Graphic by Audrey Garcia

As Valentine’s Day approaches and love fills the air, couples and singletons alike often share their dating experiences on social media, which can lead to advice that is both thought-provoking and misguided. 

The rise of women using the phrase “If he wanted to, he would,” on TikTok, and encouraging others to adopt this same mindset, can be especially harmful. 

The popular expression is used to signify that if a man is not doing what he should in a relationship, he simply does not want to. In a Nov. 13 TikTok video, user Ki Leröux [@kileroux] says, “You’ll never have to ask a guy that loves or likes you for anything,” and reinforces this message with the caption: “If he wanted to, he would bookie.” 

This phrase seeks to remind women to not settle for less or put effort into one-sided relationships. Overall, a lack of romantic reciprocity is not exclusive to heterosexual relationships and applies to all types of romances. It means no one should beg their partner or potential lover for time, affection or attention. 

It can certainly be applicable in the early stages of a relationship when two people are first getting to know each other.
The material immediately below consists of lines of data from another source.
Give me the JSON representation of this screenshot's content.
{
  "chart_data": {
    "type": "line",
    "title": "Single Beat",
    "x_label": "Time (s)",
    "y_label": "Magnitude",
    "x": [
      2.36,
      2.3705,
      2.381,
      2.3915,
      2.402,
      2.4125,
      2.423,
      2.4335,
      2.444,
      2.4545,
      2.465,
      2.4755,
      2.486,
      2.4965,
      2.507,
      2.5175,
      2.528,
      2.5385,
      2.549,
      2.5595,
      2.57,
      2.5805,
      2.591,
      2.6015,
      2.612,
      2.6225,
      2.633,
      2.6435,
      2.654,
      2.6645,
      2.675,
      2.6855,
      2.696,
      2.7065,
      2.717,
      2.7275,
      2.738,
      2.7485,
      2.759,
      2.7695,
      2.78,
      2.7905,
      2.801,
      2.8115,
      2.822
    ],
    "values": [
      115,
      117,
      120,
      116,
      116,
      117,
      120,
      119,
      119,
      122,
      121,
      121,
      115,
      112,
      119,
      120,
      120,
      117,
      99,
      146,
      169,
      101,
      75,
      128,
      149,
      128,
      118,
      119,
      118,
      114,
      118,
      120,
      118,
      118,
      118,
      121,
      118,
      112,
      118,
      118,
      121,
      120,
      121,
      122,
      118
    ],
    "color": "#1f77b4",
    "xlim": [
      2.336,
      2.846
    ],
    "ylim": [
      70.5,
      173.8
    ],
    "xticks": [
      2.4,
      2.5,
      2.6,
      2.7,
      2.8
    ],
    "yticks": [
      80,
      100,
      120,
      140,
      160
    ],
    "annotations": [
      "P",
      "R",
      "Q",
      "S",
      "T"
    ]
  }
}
No one wants to beg for a text back or a date night, and if the person you’re interested in isn’t doing those things, then yes, it’s possible that they just don’t want to. 

However, in a long-term relationship, it is unrealistic to believe that you never have to voice your needs to your partner. People get into relationships to learn how to love each other, so don’t expect your significant other to know exactly how to meet your needs if you never tell them.

If you assume your partner is going to know that you like spontaneous dates, love letters or homemade gifts without ever telling them, you’ll just set yourself up for constant disappointment. 

Once again, there are exceptions. If you have repeatedly expressed your needs to your partner and there is no change over time, then that could be an indication that they simply do not want to put forth any effort. It is ultimately up to you to analyze the situation and decide to either promote communication or leave a relationship that no longer serves you.

As well, “If he wanted to, he would” doesn’t address the fact that sometimes, someone can want to do something for their partner but they don’t know how or can’t afford to. For college students especially, there are bound to be financial limitations on the types of dates you can go on. Don’t assume your partner doesn’t want to show you a good time because they can’t afford a fine dining restaurant or an expensive hotel rendezvous.

While every relationship is different, each one calls for open and honest communication about each partner’s needs and expectations. As Valentine’s Day rolls around, take a break from TikTok and decide what your relationship, or budding romance, really needs.